Commander Supporting Taliban Defects
By Doug Struck - Washington Post Foreign Service, Sunday, November 4, 2001
TASHKENT, Uzbekistan, Nov. 3 -- The American bombardment began to show some results Friday when a commander fighting with the Taliban defected, bringing with him 1,350 fighters and control of several towns in northern Afghanistan, according to the commander and other rebel officers.
"I didn't want the fighting to destroy the country. I wanted to surrender in peace," the commander, Mohammed Hasham Habib Gorzovani, also known as Hasham Khan, said by telephone today.
Habib said through an interpreter that some villagers are turning against the Taliban, capturing or killing them. That assertion could not be verified.
Another commander of the Afghan rebel forces said today their fighters had captured 200 Taliban soldiers and that 800 local residents had joined the forces of the Northern Alliance following a four-hour fight Friday in the village of Aq Kopruk, about 18 miles south of Mazar-e Sharif. Territorial gains appeared minimal, however.
"The Taliban counterattacked five times, and failed each time. But the fighting is continuing," said Kurdratulla Umar, an officer with the forces of Attah Mohammad, whose line extends to within five miles of the key northern city.
These accounts suggest cracks in the defenses, but the Taliban remains a formidable force that has not crumbled under the U.S. bombing nor the attacks by the Northern Alliance.
"The Taliban's front line is increasing," said Mukhammad Unus Konuni, an official of the Northern Alliance reached by telephone in Afghanistan. "The number of Pakistanis who are coming to help the Taliban is increasing every day. They come with new equipment to fight.

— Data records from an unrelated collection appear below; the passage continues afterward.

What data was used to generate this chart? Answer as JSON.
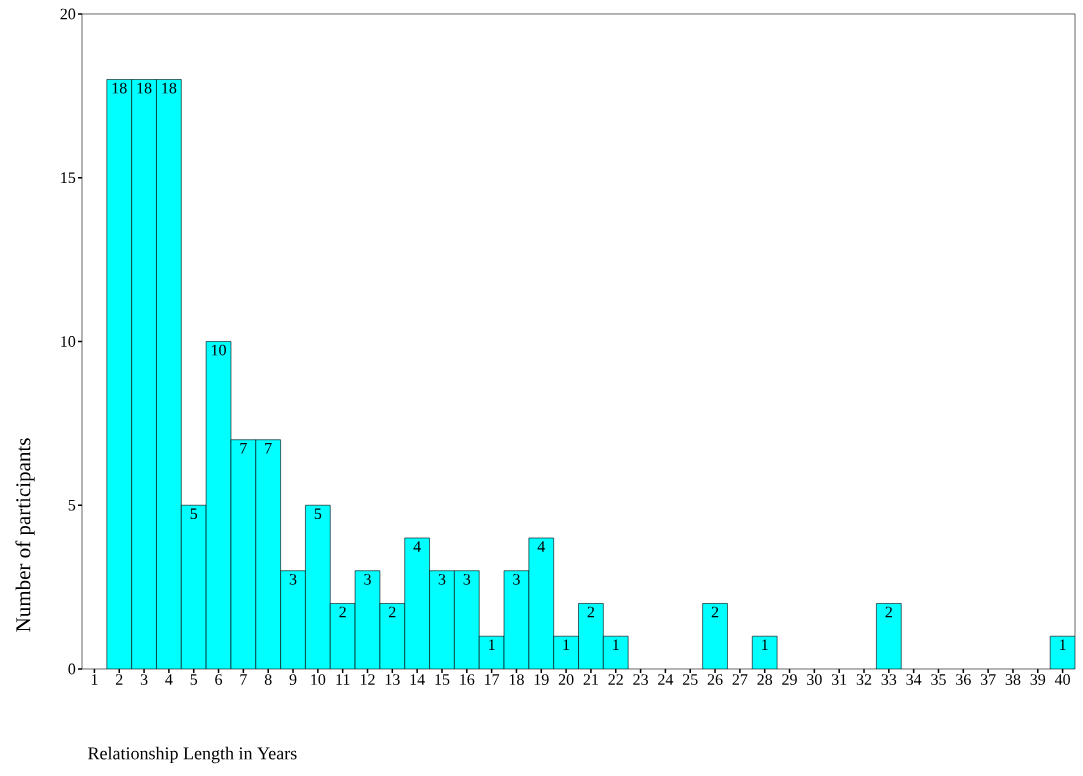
{
  "chart_data": {
    "type": "bar",
    "xlabel": "Relationship Length in Years",
    "ylabel": "Number of participants",
    "categories": [
      "1",
      "2",
      "3",
      "4",
      "5",
      "6",
      "7",
      "8",
      "9",
      "10",
      "11",
      "12",
      "13",
      "14",
      "15",
      "16",
      "17",
      "18",
      "19",
      "20",
      "21",
      "22",
      "23",
      "24",
      "25",
      "26",
      "27",
      "28",
      "29",
      "30",
      "31",
      "32",
      "33",
      "34",
      "35",
      "36",
      "37",
      "38",
      "39",
      "40"
    ],
    "values": [
      null,
      18,
      18,
      18,
      5,
      10,
      7,
      7,
      3,
      5,
      2,
      3,
      2,
      4,
      3,
      3,
      1,
      3,
      4,
      1,
      2,
      1,
      null,
      null,
      null,
      2,
      null,
      1,
      null,
      null,
      null,
      null,
      2,
      null,
      null,
      null,
      null,
      null,
      null,
      1
    ],
    "color": "#00ffff",
    "ylim": [
      0,
      20
    ],
    "yticks": [
      0,
      5,
      10,
      15,
      20
    ],
    "data_labels": true
  }
}
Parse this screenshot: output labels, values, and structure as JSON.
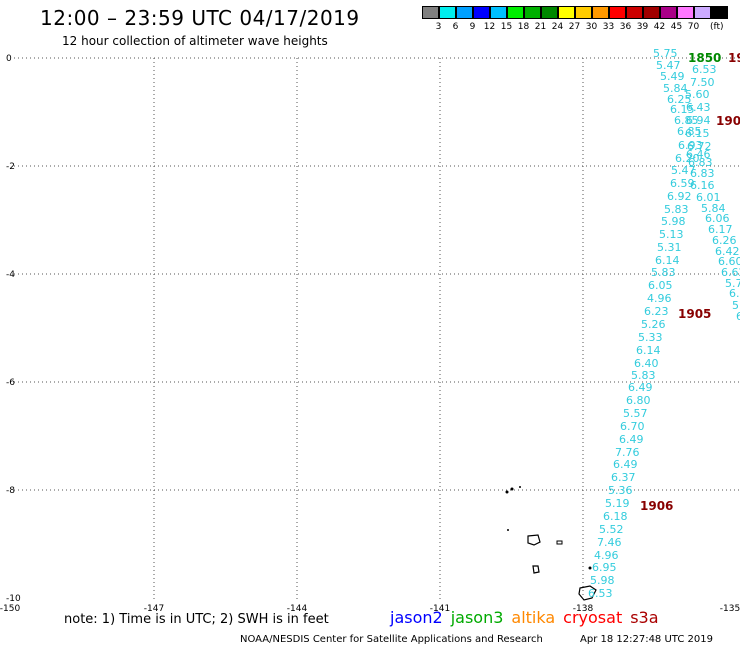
{
  "header": {
    "title": "12:00 – 23:59 UTC 04/17/2019",
    "subtitle": "12 hour collection of altimeter wave heights"
  },
  "scale": {
    "unit": "(ft)",
    "colors": [
      "#808080",
      "#00eeee",
      "#00a0ff",
      "#0000ff",
      "#00c0ff",
      "#00ee00",
      "#00b000",
      "#008800",
      "#ffff00",
      "#ffcc00",
      "#ff9900",
      "#ff0000",
      "#cc0000",
      "#a00000",
      "#aa0088",
      "#ff77ff",
      "#ccaaff",
      "#000000"
    ],
    "labels": [
      "3",
      "6",
      "9",
      "12",
      "15",
      "18",
      "21",
      "24",
      "27",
      "30",
      "33",
      "36",
      "39",
      "42",
      "45",
      "70"
    ]
  },
  "axes": {
    "y_ticks": [
      "0",
      "-2",
      "-4",
      "-6",
      "-8",
      "-10"
    ],
    "x_ticks": [
      "-150",
      "-147",
      "-144",
      "-141",
      "-138",
      "-135"
    ]
  },
  "tracks": {
    "main_west": {
      "color": "#33ccdd",
      "values": [
        "5.75",
        "5.47",
        "5.49",
        "5.84",
        "6.25",
        "6.15",
        "6.85",
        "6.85",
        "6.93",
        "6.20",
        "5.47",
        "6.59",
        "6.92",
        "5.83",
        "5.98",
        "5.13",
        "5.31",
        "6.14",
        "5.83",
        "6.05",
        "4.96",
        "6.23",
        "5.26",
        "5.33",
        "6.14",
        "6.40",
        "5.83",
        "6.49",
        "6.80",
        "5.57",
        "6.70",
        "6.49",
        "7.76",
        "6.49",
        "6.37",
        "5.36",
        "5.19",
        "6.18",
        "5.52",
        "7.46",
        "4.96",
        "6.95",
        "5.98",
        "6.53"
      ]
    },
    "main_east": {
      "color": "#33ccdd",
      "values": [
        "6.53",
        "7.50",
        "5.60",
        "6.43",
        "6.94",
        "6.15",
        "6.72",
        "6.46",
        "6.83",
        "6.83",
        "6.16",
        "6.01",
        "5.84",
        "6.06",
        "6.17",
        "6.26",
        "6.42",
        "6.60",
        "6.62",
        "5.7",
        "6.",
        "5",
        "6"
      ]
    },
    "time_labels": [
      {
        "text": "1850",
        "color": "#008800"
      },
      {
        "text": "19",
        "color": "#880000"
      },
      {
        "text": "190",
        "color": "#880000"
      },
      {
        "text": "1905",
        "color": "#880000"
      },
      {
        "text": "1906",
        "color": "#880000"
      }
    ]
  },
  "footer": {
    "note": "note: 1) Time is in UTC; 2) SWH is in feet",
    "satellites": [
      {
        "name": "jason2",
        "color": "#0000ff"
      },
      {
        "name": "jason3",
        "color": "#00aa00"
      },
      {
        "name": "altika",
        "color": "#ff8800"
      },
      {
        "name": "cryosat",
        "color": "#ff0000"
      },
      {
        "name": "s3a",
        "color": "#aa0000"
      }
    ],
    "credit": "NOAA/NESDIS Center for Satellite Applications and Research",
    "timestamp": "Apr 18 12:27:48 UTC 2019"
  }
}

"It's good the Americans are bombing, otherwise they could attack us," Konuni said. "The American planes have been massively bombing their front lines, with obvious results."
American strategists hoped that the steady building of pressure on the Taliban would result in wholesale defections by local commanders, renowned for their fast-changing loyalties.
Habib, who switched sides Friday, has done so before. He was a top commander with Abdurrashid Dostum, a local warlord now fighting with the Northern Alliance, until Dostum fled to Turkey in 1999. Habib and his men continued fighting in the mountains for about six months, and then, fearing Dostum's enemies within the Northern Alliance, elected to join the Taliban.
"I had to join the Taliban," he said. "My men were starving in the mountains."
But Friday, with a lull in the fighting, he negotiated by radio with Dostum, his old general who returned to Afghanistan six months ago to take up the fight. Habib defected with about 1,000 men, the bulk of what is called the 35th Army.
They surrendered to Attah Mohammad's Northern Alliance forces in the town of Meymaneh, midway on the road between the western city of Herat and Mazar-e Sharif in the north. They turned over several surrounding villages, including Belcheragh, Kata Kala' and Pastun Kut.
At the same time, another contingent of Habib's army, consisting of 350 men near the Panj River border with Tajikistan, defected, turning over the village of Emam Saheb just north of Kunduz. The area recently had been bombed heavily by U.S. planes, Habib said.
"It is a great success to have Hasham Khan [Habib] on the government side," said Konuni. "He has a lot of people in a lot of places, so he is a great asset. We hope he can carry the invasion to other spots."
Already, his forces had been put back on the lines to fight the Taliban, their allies of two days ago, according to Umar. "Since he's been with us, he's been busy," Umar said late this evening.